I have a QNAP Turbo NAS TS410. And under a DHCP setup that is available where I live, it is difficult to figure out the IP address of my NAS box is every time I restart, since the router isn’t doing a great job with the DHCP leases. The QNAP Finder for Linux that QNAP provides has strict dependencies on a specific gtk+ version. The source isn’t available, making it impossible to use on my Arch Linux machine.
It got me wondering though, what the app actually does. I installed the Windows version of it on a borrowed laptop and using wireshark, I figured a bunch of things, all of which I’ve documented here. With that information, I wrote a small command-line utility that will essentially do the job for me. I call it qnap-finder and it is available on github.

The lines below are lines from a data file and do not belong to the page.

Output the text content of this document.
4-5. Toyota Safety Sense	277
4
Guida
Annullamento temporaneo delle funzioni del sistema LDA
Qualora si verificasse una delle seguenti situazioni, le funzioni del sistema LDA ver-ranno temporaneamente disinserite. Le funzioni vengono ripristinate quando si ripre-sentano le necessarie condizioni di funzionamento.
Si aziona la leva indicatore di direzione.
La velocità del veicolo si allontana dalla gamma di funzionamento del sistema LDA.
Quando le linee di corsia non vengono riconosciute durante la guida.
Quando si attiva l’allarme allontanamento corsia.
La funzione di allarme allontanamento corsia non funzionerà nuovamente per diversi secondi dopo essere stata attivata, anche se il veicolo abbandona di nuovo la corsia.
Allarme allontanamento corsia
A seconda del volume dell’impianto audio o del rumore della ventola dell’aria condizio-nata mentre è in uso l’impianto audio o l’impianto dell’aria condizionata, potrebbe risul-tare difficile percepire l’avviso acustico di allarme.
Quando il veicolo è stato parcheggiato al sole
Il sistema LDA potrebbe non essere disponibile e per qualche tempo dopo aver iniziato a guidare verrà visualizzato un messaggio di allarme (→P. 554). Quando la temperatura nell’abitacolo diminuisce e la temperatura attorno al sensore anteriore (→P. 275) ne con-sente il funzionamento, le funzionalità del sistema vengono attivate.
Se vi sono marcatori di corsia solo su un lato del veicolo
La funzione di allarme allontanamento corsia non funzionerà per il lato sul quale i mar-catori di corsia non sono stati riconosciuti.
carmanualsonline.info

A quick preview of what the tool shows when run:
$ ./qnap-finder
1)
Hostname : blah
IP Address : 10.0.0.30
Type : NAS(TS-410)TS-419ITS-410
This is just the basic detail. There is a lot more information available, like the number of hard disks, the version of the firmware which I still haven’t got to parsing and displaying, will get that done soon. Hopefully someone else will find this useful. And it is quite possible that I haven’t done something right, so please feel free to contribute/fork or report bugs.
* Disclaimer ============ This program is a work in progress and isn't guaranteed to work with all QNAP devices. Although this is meant to be a replacement for the Windows/Mac versions of QNAP finder, it is not guaranteed to work that way.